Унгерн нагрянул столь неожиданно для коммунистов, что районный комиссар пограничной охраны не успел скрыться. Теперь он лежал на залитой лунным светом полянке, молодой, круглолиций, в свеженькой светло-серой гимнастерке — френче.

Вечер 23 июля в смысле преобладающих настроений сильно разнился от полуденной поры. Тогда, перед границей ощущалось повышенно-серьезное отношение к опасному шагу. Теперь же каждый приобщился к радости — чувствовать себя вновь на русской земле. На лесных полянах весело потрескивали костры. Возле них шла оживленная суетня: варилось мясо, кипятился чай, и все перебивал вкусный запах шашлыка. С сердцем, полным бессознательного счастья, засыпали мы в тот вечер под приветливый шелест забайкальских деревьев, и проснулись по утру с тем же чувством душевного уюта.

24 июля снова, как и накануне, барон сделал короткий переход, верст в пятнадцать-двадцать, а затем объявил дневку. Верстах в 3–5 от поселка дивизия широко раскинулась для отдыха на мягких лужайках, отделенных одна от другой густыми зарослями. День 24 июля был «легкий», по выражению русского человека, то есть пасмурный и не душный. На листве охватывавших нас плотной стеной кустов дрожала капельками влага, оставшаяся от утреннего тумана.

Барон имел вкус к природе, сказывавшийся во всегда удачном выборе для ставки. По царственно возвышающейся над всеми деревьями района гигантской лиственницы не трудно было догадаться, что именно здесь раскинул он свою палатку. Пришли казаки из поселков повидаться с земляками и даже молодые казачки с пестрыми праздничными платками на головах показывали из-за кустов свои любопытные носики. Запахло свежеиспеченным хлебом…

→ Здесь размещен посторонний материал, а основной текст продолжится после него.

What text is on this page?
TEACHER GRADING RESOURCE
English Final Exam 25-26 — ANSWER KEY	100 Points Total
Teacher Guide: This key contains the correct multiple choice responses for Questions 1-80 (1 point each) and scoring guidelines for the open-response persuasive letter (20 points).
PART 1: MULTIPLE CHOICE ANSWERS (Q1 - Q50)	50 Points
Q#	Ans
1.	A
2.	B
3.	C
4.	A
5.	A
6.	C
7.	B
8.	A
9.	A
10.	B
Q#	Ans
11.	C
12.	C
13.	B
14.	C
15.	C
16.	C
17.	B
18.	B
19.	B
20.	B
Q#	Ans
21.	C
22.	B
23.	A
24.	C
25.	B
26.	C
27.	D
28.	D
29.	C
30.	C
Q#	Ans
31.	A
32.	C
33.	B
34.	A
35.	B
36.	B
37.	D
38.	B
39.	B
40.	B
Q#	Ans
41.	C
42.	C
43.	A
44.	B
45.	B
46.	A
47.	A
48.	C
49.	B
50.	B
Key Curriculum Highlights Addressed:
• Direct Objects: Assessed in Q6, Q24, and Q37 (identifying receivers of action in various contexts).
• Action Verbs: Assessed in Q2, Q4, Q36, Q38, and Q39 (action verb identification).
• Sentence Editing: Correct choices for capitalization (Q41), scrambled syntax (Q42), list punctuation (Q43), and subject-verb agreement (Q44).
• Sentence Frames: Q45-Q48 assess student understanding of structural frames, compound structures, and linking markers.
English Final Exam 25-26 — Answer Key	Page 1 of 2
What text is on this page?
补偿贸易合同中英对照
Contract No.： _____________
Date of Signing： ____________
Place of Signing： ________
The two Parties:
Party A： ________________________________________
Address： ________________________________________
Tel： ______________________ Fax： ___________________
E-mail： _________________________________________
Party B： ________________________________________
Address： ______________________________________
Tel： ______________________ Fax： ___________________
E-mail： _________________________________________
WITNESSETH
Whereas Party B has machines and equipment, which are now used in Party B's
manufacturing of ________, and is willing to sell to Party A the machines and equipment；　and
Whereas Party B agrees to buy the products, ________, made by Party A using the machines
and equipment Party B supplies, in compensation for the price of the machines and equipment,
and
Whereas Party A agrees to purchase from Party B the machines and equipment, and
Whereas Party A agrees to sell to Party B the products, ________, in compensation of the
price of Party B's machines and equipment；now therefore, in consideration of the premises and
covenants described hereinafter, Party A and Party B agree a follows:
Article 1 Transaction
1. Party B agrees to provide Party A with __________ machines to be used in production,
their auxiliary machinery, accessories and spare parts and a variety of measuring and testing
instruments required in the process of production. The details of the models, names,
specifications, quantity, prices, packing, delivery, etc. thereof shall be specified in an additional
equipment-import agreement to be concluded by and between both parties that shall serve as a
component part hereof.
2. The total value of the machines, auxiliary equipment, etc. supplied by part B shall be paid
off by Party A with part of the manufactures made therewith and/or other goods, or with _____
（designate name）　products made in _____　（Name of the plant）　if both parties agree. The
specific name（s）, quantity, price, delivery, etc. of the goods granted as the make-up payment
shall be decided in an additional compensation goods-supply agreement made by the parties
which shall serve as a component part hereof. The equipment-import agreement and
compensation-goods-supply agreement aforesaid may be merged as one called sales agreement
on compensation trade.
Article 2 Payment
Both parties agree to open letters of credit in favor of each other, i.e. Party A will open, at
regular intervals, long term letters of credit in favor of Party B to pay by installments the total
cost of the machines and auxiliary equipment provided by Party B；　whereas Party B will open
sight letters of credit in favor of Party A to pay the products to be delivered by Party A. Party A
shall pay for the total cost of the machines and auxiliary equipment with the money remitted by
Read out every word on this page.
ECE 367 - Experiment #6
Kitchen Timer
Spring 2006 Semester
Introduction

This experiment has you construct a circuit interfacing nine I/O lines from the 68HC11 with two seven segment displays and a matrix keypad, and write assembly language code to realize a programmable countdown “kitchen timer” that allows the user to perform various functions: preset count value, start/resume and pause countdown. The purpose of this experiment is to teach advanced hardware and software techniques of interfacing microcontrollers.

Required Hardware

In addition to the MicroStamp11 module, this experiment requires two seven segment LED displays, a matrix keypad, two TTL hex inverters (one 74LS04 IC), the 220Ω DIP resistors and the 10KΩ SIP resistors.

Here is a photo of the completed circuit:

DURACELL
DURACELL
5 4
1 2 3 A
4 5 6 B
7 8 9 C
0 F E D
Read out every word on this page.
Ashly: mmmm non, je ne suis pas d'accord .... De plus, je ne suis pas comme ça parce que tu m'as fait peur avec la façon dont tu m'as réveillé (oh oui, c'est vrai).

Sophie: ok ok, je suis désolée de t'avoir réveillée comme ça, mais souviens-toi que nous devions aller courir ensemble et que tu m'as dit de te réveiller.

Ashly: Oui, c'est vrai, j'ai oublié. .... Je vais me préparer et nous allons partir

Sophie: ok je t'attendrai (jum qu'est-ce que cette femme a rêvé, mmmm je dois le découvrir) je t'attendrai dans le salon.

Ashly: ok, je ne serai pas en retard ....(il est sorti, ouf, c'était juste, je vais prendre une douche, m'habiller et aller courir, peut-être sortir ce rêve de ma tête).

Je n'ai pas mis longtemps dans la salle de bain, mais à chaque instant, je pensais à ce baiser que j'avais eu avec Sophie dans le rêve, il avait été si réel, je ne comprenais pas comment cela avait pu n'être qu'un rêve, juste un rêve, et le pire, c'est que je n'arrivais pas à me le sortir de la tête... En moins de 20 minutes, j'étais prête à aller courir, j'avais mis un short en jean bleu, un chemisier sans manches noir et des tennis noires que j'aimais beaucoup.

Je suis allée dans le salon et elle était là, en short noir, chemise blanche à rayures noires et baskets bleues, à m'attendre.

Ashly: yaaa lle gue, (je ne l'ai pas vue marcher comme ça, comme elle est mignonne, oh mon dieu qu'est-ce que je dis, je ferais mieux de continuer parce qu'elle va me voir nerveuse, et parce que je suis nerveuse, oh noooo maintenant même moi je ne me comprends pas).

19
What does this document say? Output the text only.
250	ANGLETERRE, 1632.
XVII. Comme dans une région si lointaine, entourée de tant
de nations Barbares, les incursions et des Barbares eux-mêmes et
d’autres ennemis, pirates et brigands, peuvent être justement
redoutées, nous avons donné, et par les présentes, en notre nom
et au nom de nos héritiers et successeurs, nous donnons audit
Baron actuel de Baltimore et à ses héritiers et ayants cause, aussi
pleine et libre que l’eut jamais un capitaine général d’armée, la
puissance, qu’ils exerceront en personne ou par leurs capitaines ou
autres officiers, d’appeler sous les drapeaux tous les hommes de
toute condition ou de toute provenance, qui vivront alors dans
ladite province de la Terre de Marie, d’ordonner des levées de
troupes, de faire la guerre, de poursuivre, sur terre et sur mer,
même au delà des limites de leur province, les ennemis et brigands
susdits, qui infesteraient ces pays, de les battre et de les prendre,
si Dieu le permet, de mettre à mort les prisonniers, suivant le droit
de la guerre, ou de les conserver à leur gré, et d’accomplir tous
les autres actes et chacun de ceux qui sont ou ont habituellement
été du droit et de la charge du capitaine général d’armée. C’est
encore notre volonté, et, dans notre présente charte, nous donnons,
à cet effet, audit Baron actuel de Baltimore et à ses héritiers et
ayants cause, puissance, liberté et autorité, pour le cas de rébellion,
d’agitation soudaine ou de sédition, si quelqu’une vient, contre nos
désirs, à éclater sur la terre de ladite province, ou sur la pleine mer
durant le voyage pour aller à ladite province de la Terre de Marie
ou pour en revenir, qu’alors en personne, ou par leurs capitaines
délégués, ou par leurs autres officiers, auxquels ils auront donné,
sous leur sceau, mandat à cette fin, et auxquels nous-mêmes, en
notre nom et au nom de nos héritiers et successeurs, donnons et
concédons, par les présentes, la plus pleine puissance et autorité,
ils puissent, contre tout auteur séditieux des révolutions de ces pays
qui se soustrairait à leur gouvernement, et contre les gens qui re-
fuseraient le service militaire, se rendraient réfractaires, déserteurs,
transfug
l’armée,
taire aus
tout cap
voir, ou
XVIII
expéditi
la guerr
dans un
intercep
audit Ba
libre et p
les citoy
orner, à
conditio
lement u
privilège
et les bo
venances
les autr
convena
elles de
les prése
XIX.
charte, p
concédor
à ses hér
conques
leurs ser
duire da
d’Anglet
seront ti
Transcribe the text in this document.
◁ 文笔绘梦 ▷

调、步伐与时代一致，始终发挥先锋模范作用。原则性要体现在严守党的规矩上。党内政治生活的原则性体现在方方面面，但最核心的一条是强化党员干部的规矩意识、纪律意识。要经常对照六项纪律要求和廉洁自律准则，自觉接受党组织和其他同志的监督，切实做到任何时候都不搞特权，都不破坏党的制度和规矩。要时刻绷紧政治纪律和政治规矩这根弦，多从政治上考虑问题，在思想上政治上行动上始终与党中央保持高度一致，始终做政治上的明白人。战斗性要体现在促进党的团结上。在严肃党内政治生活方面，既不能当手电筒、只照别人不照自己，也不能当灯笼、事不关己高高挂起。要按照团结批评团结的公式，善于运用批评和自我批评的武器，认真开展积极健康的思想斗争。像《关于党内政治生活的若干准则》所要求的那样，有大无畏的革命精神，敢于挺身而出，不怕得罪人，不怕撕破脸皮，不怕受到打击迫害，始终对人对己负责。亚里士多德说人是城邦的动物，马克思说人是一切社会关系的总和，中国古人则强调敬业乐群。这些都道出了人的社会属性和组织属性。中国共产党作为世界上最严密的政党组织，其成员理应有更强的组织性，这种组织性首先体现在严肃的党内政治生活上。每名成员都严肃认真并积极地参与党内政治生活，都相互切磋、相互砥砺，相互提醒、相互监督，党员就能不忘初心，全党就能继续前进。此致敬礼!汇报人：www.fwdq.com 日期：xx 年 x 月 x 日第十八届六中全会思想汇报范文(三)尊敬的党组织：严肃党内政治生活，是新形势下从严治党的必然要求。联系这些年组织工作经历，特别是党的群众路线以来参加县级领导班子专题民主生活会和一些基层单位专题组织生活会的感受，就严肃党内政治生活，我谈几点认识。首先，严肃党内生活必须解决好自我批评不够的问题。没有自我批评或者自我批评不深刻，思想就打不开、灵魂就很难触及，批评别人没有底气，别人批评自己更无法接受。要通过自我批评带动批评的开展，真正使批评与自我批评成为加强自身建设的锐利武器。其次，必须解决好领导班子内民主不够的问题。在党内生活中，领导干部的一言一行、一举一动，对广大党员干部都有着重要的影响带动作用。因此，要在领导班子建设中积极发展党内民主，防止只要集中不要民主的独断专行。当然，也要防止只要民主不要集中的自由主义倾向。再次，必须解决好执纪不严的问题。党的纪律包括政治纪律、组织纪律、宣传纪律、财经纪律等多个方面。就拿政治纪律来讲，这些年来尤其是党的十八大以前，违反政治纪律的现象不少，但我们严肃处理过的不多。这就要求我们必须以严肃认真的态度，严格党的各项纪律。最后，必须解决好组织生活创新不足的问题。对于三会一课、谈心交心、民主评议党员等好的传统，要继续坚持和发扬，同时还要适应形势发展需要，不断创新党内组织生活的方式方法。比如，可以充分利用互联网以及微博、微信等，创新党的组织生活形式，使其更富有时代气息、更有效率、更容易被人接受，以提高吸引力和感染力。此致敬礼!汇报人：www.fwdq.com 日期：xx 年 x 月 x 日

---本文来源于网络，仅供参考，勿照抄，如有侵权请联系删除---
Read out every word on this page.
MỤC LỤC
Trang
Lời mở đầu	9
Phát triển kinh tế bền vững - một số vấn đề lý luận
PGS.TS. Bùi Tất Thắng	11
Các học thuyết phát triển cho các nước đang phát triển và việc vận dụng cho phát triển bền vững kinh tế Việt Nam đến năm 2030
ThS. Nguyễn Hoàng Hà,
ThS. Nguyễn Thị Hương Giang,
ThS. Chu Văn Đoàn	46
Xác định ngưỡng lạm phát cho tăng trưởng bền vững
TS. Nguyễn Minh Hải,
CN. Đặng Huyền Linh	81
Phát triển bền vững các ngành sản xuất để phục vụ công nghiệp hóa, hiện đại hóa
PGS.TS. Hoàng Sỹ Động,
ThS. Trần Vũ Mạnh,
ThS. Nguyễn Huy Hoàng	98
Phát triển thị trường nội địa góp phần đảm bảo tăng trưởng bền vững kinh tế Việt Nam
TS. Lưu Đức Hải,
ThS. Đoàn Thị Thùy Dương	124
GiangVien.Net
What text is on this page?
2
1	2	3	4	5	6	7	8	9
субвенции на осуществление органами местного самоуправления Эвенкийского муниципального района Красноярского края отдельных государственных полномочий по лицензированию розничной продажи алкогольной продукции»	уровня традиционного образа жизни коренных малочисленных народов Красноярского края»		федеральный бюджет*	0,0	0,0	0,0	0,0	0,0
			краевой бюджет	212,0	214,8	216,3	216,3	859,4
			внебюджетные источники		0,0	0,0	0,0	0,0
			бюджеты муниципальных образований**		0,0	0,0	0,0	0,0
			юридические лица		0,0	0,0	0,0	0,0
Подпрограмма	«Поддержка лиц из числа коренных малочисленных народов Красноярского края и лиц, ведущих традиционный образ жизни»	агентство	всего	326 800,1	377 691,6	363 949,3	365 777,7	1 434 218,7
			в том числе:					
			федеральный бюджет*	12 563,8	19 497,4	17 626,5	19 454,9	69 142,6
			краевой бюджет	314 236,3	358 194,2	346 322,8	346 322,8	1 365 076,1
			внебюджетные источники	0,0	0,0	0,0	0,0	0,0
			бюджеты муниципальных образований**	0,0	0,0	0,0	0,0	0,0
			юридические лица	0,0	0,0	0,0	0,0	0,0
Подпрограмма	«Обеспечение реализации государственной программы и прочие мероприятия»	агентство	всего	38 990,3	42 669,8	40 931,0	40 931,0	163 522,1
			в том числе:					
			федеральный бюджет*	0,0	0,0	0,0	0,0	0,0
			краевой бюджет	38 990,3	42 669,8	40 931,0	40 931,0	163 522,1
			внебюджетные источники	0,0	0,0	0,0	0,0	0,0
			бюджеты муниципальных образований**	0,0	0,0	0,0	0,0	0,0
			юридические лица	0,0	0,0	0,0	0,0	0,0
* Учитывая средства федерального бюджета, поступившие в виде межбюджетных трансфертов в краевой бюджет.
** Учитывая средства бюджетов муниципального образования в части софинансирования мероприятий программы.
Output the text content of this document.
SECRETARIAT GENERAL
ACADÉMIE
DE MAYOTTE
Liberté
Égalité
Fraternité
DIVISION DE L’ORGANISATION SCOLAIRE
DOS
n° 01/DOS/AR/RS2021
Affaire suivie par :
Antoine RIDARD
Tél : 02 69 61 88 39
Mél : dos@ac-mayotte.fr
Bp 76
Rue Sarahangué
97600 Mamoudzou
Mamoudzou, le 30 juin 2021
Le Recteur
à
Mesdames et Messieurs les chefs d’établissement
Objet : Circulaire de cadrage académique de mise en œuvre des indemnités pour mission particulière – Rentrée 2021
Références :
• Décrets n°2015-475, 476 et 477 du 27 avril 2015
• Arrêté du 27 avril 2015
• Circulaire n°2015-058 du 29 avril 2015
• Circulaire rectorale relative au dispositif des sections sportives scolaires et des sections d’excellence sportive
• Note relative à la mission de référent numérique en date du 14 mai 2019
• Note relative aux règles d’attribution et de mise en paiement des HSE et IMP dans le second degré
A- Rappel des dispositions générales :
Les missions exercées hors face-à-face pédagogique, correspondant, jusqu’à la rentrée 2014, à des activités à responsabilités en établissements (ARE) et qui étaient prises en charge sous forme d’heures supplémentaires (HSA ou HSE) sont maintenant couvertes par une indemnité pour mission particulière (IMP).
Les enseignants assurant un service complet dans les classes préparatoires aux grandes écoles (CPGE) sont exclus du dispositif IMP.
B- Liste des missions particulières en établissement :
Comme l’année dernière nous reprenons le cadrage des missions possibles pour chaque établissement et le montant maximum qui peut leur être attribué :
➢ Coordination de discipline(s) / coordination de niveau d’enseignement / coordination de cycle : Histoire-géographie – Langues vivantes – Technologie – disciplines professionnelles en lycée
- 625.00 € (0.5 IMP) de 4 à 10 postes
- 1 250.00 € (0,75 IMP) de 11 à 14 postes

В этот день барон собрал достаточные данные о противнике. Он выяснил, что по станицам и поселкам верхней Джиды стоят лишь небольшие отряды пехоты, не свыше полуроты в каждом отдельном пункте. Более же значительные силы красных размещены ближе к Селенге. О слабости противника в том районе можно сделать вывод из того обстоятельства, что полусотня, посланная вверх по Джиде на 40–45 верст, в станицу Цакирскую, беспрепятственно заняла станицу и захватила там автомобиль Центросоюза. На следующее утро полусотня возвратилась к барону со своим трофеем. К сожалению, автомобиль этот пришлось на другой же день бросить, за отсутствием у нас бензина.